CzechBot vs valkyria19
At point where White resigned.

Also in round 6, CzechBot and valkyria19 both ignored semeais which a kyu-rated player can understand easily. There was a more complicated one earlier in the game; and towards the end of the game, the semeai shown to the right remained on the board for many moves, with both players ignoring it. The two groups which touch the top edge of the board can each be captured in three moves, and can't both live; a move to win this semeai is worth about 90 points.

After round 6 ManyFaces1 and pachi2 were tied for first place, on five wins each. The draw for round 7 was such that, if they both won their games, they would end up tied on wins, SOS, and SoDOS. This was indeed what happened.

Afterthought

I now consider that eight hours each is too slow. The players generally took less than half their allocated time. Also, the requirement to run their systems for so long deterred Zen and Erica from competing, which was a pity.

I shall not run a tournament as slow as this again. Indeed, I think that six hours each is also too long. I shall adjust the schedule for future Slow tournaments, making the time limits shorter.

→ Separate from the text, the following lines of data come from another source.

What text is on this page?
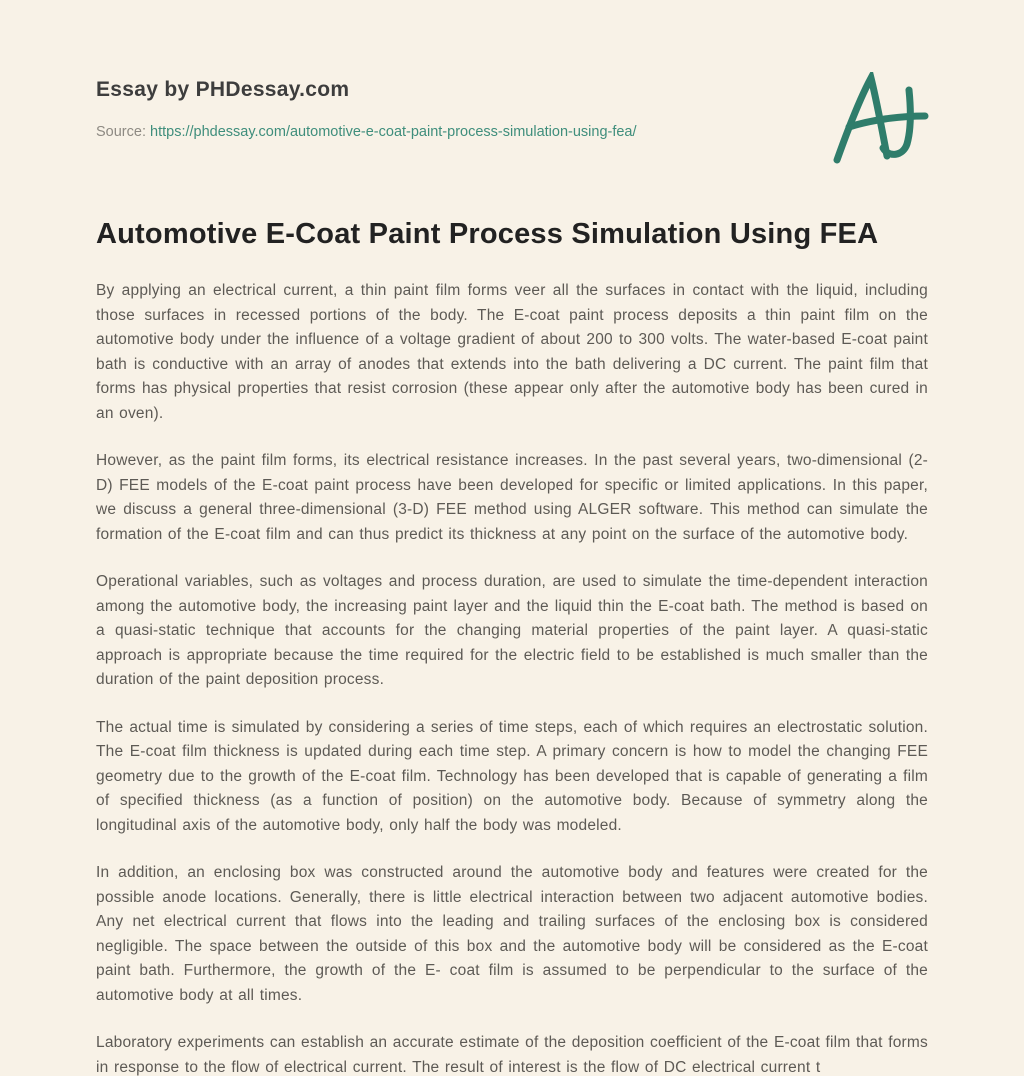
Essay by PHDessay.com
Source: https://phdessay.com/automotive-e-coat-paint-process-simulation-using-fea/
Automotive E-Coat Paint Process Simulation Using FEA

By applying an electrical current, a thin paint film forms veer all the surfaces in contact with the liquid, including those surfaces in recessed portions of the body. The E-coat paint process deposits a thin paint film on the automotive body under the influence of a voltage gradient of about 200 to 300 volts. The water-based E-coat paint bath is conductive with an array of anodes that extends into the bath delivering a DC current. The paint film that forms has physical properties that resist corrosion (these appear only after the automotive body has been cured in an oven).

However, as the paint film forms, its electrical resistance increases. In the past several years, two-dimensional (2-D) FEE models of the E-coat paint process have been developed for specific or limited applications. In this paper, we discuss a general three-dimensional (3-D) FEE method using ALGER software. This method can simulate the formation of the E-coat film and can thus predict its thickness at any point on the surface of the automotive body.

Operational variables, such as voltages and process duration, are used to simulate the time-dependent interaction among the automotive body, the increasing paint layer and the liquid thin the E-coat bath. The method is based on a quasi-static technique that accounts for the changing material properties of the paint layer. A quasi-static approach is appropriate because the time required for the electric field to be established is much smaller than the duration of the paint deposition process.

The actual time is simulated by considering a series of time steps, each of which requires an electrostatic solution. The E-coat film thickness is updated during each time step. A primary concern is how to model the changing FEE geometry due to the growth of the E-coat film. Technology has been developed that is capable of generating a film of specified thickness (as a function of position) on the automotive body. Because of symmetry along the longitudinal axis of the automotive body, only half the body was modeled.

In addition, an enclosing box was constructed around the automotive body and features were created for the possible anode locations. Generally, there is little electrical interaction between two adjacent automotive bodies. Any net electrical current that flows into the leading and trailing surfaces of the enclosing box is considered negligible. The space between the outside of this box and the automotive body will be considered as the E-coat paint bath. Furthermore, the growth of the E- coat film is assumed to be perpendicular to the surface of the automotive body at all times.

Laboratory experiments can establish an accurate estimate of the deposition coefficient of the E-coat film that forms in response to the flow of electrical current. The result of interest is the flow of DC electrical current t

The players receive points for the 2011 Annual KGS Bot Championship as follows:

Many Faces of Go
pachi
MoGo3
StoneGrid2
valkyria191


Details of processor numbers, power, etc.

CzechBot
MoGo, running on an 8-thread i7 920, 6GiB RAM
gomorra3
Gomorra, running on a 12 Core SMP machine.
ManyFaces1
Many Faces of Go, running on 4 cores.
Orego12
Orego, running on one of the five nodes of a custom Linux cluster build by PSSC Labs: The node has two AMD Six Core Dual Opteron 2427 2.2 GHz (12 cores total), 8 GB RAM, Centos Linux.
pachi2
pachi, running on 32 unspecified 20-core platforms.
PNUGo
GNU Go, running on a 2-core system, probably a Core2 Duo E7200 2.53GHz
StoneGrid
StoneGrid, running on an Intel Core2 Quad Q9400 (2.66GHz, 6MB L2, 1333Mhz FSB)
valkyria19
valkyria, running on a i7-860 4 Core processor at 2.8 Ghz.